Valutiamo la fortuna dello Squalo Nibali, il futuro prossimo di BiciItalia a tappe,
che ha come modello di riferimento uno stakanovista come il compagno Bassov: sfregaselle autentico, con una passione religiosa verso la bicicletta, venerata come un’estensione della propria persona e mai presa a calci, come invece fecero certi calciattori pedalanti in questi ultimi anni di passione e tormento.
Vittoria di un singolo inserito nell’unico vero squadrone italiano da…Eurolega: la differenza con l’aussie è tutta qui; la solitudine di Cappuccetto Rosso in maglia iridata è stata degna del colonnello Aureliano Buendìa. Ma l’alfiere della decaparecida Bmc è stato comunque epico in un Giro dominato anche dall’onda australiana: tre classifiche su quattro e l’impressione di un amore freschissimo ed incondizionato verso questo sport così esotico per loro. Il ciclismo un’avventura meravigliosa per il Richie Porte dalla Tasmania, che con la valigia di cartone (un Amedeo Foglietti al contrario) si è riempito gli occhi dei nostri paesaggi millenari.
Trionfa un trentaduenne ma si intravedono, al di là di Vincenzino e della maglia bianca, un sacco di nuovi protagonisti: la Liquigas che rinnova, oltre che una gran notizia per il movimento tricolore, è la conferma di un’intuizione. E’ infatti già la squadra di Nibali e Kreuziger, di Guarnieri e Oss, di Kiserlovski e Agnoli, di Sagan (il prossimo ras del plotone, ricordatevelo); una generazione con i denti da latte si sta affacciando e noi italiani (leggendo la carta d’identità dei Felline) ci dovremmo armare di pazienza certosina, con la certezza che l’aria fresca di questo Giro servirà per una ripartenza di tutto il movimento. Dopo anni di esperimenti del dottor Moreau, lasciamo l’isoletta alla Grande Boucle del prossimo Luglio che sarà quasi altrettanto appassionante ma verosimile.
Della corsa della Gazza ricorderemo anche Randy Arroyo Mamola in picchiata verso Edolo, il testosterone da guerriero di Vino, lo Stanislao Molinski biondo, l’ultima recita agonistica di Gibo Simoni e l’incrocio con tantissime storie agrodolci del Bel Paese.

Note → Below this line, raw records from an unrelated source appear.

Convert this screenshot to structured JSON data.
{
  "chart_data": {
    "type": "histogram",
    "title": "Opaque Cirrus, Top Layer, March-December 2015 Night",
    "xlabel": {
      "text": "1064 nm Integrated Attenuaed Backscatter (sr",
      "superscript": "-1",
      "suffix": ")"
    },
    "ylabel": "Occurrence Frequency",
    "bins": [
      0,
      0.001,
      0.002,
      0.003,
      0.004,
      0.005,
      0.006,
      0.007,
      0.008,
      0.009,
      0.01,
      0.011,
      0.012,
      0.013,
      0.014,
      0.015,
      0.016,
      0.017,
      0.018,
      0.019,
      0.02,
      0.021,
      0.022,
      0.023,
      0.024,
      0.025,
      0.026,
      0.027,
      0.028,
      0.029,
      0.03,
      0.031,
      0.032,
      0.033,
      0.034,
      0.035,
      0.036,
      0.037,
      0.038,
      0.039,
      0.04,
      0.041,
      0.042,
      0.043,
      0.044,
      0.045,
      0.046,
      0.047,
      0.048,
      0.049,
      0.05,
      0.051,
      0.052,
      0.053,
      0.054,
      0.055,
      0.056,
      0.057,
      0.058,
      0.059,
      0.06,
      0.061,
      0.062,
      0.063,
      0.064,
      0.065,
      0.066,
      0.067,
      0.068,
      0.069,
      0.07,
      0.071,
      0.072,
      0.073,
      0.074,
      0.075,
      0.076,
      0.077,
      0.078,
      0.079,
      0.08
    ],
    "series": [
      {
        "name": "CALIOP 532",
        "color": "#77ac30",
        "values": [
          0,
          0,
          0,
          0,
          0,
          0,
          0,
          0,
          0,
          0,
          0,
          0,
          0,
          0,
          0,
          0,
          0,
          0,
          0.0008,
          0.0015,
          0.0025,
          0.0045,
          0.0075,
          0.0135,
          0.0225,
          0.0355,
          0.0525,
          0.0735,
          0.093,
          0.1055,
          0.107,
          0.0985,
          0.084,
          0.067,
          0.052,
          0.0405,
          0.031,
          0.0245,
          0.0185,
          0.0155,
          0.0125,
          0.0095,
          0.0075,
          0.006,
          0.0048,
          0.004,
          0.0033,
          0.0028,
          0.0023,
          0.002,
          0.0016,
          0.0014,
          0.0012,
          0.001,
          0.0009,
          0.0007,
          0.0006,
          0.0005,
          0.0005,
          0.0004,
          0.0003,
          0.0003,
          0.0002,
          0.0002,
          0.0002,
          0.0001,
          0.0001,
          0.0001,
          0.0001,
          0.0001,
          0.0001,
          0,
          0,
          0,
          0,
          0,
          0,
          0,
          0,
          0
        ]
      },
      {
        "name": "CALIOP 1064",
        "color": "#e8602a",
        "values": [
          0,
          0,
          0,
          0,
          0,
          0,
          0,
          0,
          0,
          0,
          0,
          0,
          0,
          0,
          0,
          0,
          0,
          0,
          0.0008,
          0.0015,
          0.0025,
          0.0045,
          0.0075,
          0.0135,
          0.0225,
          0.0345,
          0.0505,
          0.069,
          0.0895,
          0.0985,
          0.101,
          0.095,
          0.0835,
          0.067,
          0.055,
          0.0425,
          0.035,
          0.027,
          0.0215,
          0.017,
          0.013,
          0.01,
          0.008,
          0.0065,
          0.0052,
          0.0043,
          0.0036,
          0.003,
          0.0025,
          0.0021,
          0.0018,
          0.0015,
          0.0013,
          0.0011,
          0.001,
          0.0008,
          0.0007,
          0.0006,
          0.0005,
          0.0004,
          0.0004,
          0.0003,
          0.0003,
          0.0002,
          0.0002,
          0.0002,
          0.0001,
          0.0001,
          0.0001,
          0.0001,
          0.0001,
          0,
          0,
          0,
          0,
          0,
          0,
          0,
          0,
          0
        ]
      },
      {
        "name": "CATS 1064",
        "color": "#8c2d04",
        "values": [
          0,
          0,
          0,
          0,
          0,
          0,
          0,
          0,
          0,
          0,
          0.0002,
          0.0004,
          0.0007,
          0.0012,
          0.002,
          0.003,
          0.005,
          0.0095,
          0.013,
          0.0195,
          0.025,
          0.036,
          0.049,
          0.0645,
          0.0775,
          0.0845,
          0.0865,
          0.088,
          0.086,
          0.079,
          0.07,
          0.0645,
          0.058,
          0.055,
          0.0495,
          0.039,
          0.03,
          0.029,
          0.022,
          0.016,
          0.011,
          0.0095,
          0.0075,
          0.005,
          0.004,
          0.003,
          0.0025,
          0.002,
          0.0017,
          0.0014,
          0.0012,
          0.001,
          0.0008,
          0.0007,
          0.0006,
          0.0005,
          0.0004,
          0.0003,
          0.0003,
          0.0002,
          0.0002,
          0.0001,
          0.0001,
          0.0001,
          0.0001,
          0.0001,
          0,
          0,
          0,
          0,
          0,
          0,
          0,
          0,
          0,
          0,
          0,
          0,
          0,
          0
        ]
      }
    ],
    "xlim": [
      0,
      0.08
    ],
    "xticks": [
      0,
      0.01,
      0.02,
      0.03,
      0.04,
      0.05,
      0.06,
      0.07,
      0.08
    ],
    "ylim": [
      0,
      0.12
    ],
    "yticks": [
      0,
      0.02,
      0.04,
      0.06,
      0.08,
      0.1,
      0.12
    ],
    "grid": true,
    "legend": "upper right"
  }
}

Il 28 Maggio in Piazza della Loggia, trentasei anni dopo, e la vicenda anderseniana dell’orso Dino adottato dal vecio Zandegù: nel Giro ci sta tutto, perchè è un contenitore che sfugge all’elettrodomestico e assomiglia a una scatola magica di Brachetti.
Terminiamo il bignami con una specialità della casa, ovvero dare i numeri; la corsa rosa trattata come le annate dei vini più pregiati: il 2010 profuma di stagione dorata. Per ogni decennio, in una cantina, preleveremo la bottiglia giusta: 2005, 1994, 1988 (il più gustoso di quelli visti), 1974, 1960 (siamo a tre Giri con il Gavia nel percorso, non è nemmeno più un indizio), 1955, 1946, 1939 (quello più incredibile da leggere nei libri di storia) e via così… Ogni volta un brindisi a un simbolo forte dell’italianità verace, consapevoli che l’identità della nostra terra rivivrà in eterno nei gesti silenziosi dei girini. A la santè.